Бураков вдруг ощутил сильное беспокойство, почти сопряженное с неясным чувством тревоги, и спросил, прогоняя из ее глаз наивную веру в чудеса.
— Неужели ты во все это веришь? — Взгляд, минуя матроса, с неприязнью обежал ободранные стены, словно эта каюта стала его неизбежным врагом.
— Вы зря беспокоитесь за меня, — обронила она, посмотрев в сторону.
— Вот это верно, — сказал матрос и торопливыми пальцами пробежал по струнам…
Бураков оставил этот бесполезный разговор и поднялся на палубу.
Ветер свежел. Осень дышала черным господством воды и темными глыбами гор. На берегу уже пророчески горел маяк, а его лучи разошлись в провалах разодранных туч венценосным сиянием.
Бураков чувствовал себя так, словно эта поездка на потрепанном пароме для него давно завершилась и он остался один, без людей, с ощущением потери.

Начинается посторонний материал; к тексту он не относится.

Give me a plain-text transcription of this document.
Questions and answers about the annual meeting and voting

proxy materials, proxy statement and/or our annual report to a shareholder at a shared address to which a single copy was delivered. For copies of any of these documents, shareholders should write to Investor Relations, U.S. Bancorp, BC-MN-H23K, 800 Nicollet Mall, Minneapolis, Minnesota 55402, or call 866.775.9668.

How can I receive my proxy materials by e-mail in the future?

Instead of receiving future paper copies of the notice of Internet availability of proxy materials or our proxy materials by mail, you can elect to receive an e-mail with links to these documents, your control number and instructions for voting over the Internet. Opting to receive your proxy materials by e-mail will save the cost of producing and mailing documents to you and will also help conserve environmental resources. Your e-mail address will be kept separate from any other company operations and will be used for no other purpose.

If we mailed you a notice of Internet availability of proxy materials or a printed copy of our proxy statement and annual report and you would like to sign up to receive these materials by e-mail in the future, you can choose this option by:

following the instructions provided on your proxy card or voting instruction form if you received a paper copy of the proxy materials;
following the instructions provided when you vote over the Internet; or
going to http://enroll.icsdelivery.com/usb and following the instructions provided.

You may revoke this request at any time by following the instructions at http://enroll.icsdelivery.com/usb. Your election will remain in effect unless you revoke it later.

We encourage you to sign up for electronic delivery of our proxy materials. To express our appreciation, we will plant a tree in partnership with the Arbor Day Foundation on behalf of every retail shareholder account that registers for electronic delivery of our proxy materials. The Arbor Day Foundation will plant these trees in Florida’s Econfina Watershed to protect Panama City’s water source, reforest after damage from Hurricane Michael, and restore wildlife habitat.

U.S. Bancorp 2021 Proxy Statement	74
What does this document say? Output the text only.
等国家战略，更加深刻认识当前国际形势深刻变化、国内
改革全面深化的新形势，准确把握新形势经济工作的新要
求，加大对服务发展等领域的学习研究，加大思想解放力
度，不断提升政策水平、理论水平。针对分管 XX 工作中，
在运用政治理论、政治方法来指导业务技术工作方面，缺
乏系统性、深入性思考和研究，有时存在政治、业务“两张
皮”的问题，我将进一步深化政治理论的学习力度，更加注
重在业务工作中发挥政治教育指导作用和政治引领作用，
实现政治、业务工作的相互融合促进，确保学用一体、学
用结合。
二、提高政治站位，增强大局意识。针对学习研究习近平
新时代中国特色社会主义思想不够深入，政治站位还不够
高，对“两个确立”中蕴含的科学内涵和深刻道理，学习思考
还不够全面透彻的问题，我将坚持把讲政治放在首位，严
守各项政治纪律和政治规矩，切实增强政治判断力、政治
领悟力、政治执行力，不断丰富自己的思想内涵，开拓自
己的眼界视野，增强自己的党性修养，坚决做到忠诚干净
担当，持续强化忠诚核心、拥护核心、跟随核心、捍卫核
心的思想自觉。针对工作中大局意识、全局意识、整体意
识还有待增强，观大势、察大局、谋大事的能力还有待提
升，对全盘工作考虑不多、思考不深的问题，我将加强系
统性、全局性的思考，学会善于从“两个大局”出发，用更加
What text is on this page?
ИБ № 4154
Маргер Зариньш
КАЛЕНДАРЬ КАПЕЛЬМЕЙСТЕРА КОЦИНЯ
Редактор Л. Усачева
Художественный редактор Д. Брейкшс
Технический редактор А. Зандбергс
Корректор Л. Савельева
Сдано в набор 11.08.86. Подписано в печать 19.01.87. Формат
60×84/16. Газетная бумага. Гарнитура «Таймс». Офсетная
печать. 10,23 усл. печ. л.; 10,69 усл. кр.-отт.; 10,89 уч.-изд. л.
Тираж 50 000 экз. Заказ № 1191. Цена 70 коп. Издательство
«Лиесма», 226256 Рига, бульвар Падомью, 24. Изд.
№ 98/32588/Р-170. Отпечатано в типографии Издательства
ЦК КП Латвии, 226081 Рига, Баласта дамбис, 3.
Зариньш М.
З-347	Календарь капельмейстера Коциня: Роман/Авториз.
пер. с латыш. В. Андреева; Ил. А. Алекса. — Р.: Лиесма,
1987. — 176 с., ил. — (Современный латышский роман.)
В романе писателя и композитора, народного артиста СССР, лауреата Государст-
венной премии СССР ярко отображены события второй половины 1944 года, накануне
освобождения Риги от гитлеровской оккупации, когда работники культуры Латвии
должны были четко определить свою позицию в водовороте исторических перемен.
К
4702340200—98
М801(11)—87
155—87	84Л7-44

И лишь та каюта, затопленная клубами слоистого сизого дыма, блеском глаз, гитарным боем и хриплой песней — картина полной действительности, — смутно, но настойчиво тревожила его, как и та девчонка, принимающая на слово и на веру сказки о любви…
Паром уже подошел к Листвянке. И оказалось, что Бураков не один — зашевелились люди на палубе.
Было видно, как о бетонные дамбы с грохотом дробились высокие, расцвеченные огнями пристани волны. Выстуживая узкое горло бухты, ходил по сутулым берегам ветер. Бураков спрятал лицо от холодной сечки в поднятый воротник. Он запретил себе думать о матросе, о своей случайной попутчице — какое ему дело до крохотной любви под толстой палубой парома! И, твердо ставя ноги, сошел по трапу, под которым шумно вихрилась вода, на землю, как бы углубился от ярких фонарей, от нервно пульсирующего силуэта старого судна в вечернюю густую тьму.
Она же сходила последней, суетливо ступая по валким, взлетающим доскам трапа. И не оборачивалась назад — туда, где ее не так давно обнимали большие, в поту и масле руки. Теперь она была похожа на испуганную птицу. Бураков подумал, что взгляд его, наверное, до конца убьет ее, и потому, прощая этого маленького, растерянного человека, поспешил отвернуться.